With our model, we can compute the ratio of glucose analog to native glucose extraction (LC). We tested our model over a large range of glucose concentrations, to quantify the extent to which this ratio is predicted to change as a function of the plasma concentration, and to assess whether this is in good agreement with literature reports.

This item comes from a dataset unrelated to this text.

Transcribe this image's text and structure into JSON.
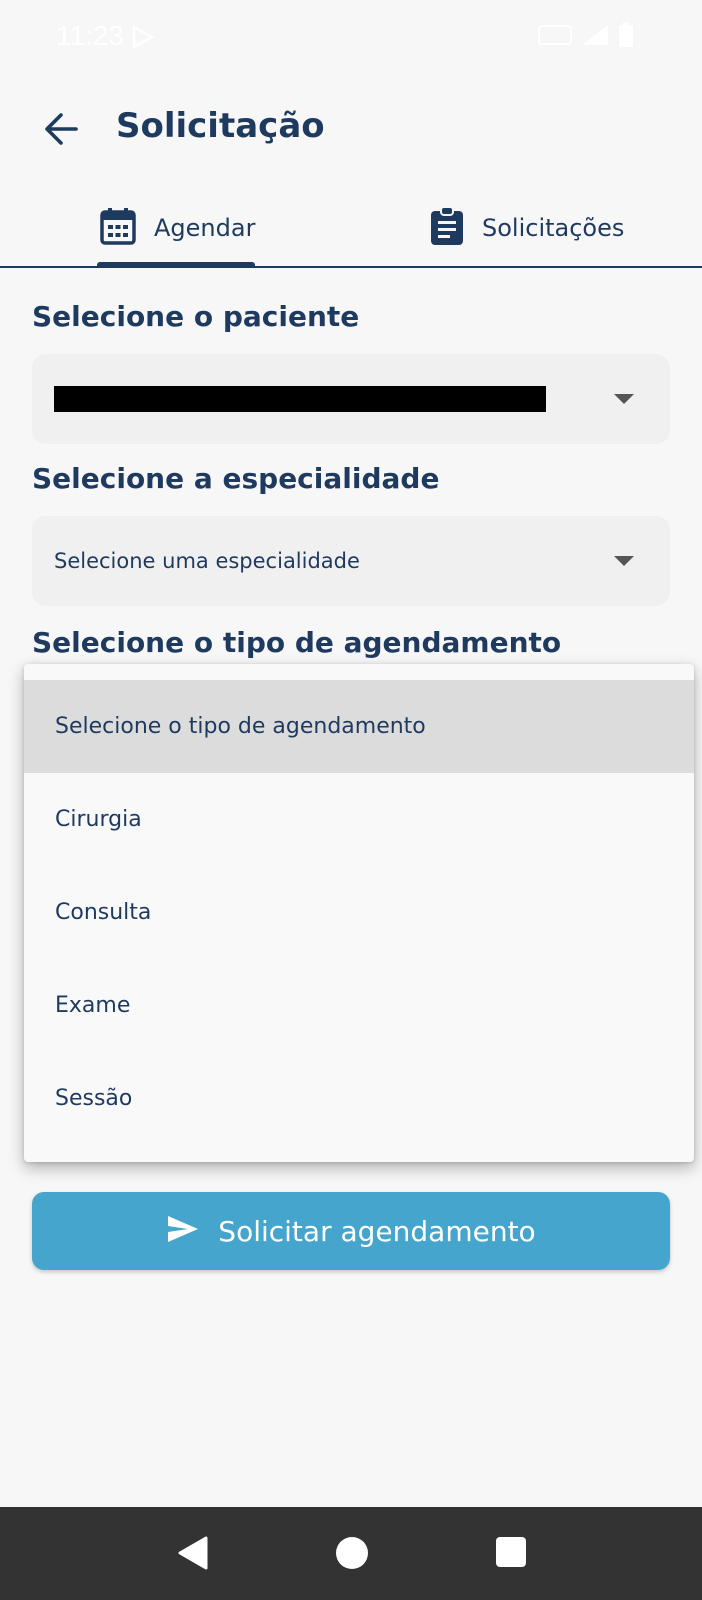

We observe that LC increases from 0.76 with parameter set SR to more than one under severely hypoglycemic conditions, and decreases to 0.68 under hyperglycemic conditions. Variations in LC with parameter set SH are predicted to show the same pattern but with smaller amplitude. These LC values under baseline and normoglycemic conditions are in good agreement with some experiments obtained for FDG in rats (Tokugawa et al., 2007) and in humans (Hasselbalch et al., 2001a), but about 50% higher than others obtained in rats (Huang et al., 1980). See Hasselbalch et al. (2001a) for in-depth discussions of this variability. The variation of the LC under hypo- and hyperglycemic conditions for rats is in line with experimental reports (Suda et al., 1990; Dienel et al., 1991) and modeling (Pardridge et al., 1982; Holden et al., 1991). As pointed out by Pardridge et al. (1982), Crane et al. (1983) and Holden et al. (1991), these variations in LC can be explained by differences between the rate at which native glucose and glucose analog are metabolized and transported across the BBB. Indeed, under hyperglycemia/normoglycemia, glucose metabolism is not limited by transport across the capillary membrane. Under severe hypoglycemia, however, transport capacity limits glucose delivery. As a result, the LC ranges between two extreme values, namely (i) the ratio between the maximal operation rate of hexokinase for glucose analog and native glucose, vmax_m/vmax_m, equal to 0.3 in our study, which is approached under hyperglycemic conditions, and (ii) the ratio between the maximal rate at which glucose analog and native glucose are transported across the BBB, that is vmax_t/vmax_t, equal to 1.4, which is approached under hypoglycemic conditions.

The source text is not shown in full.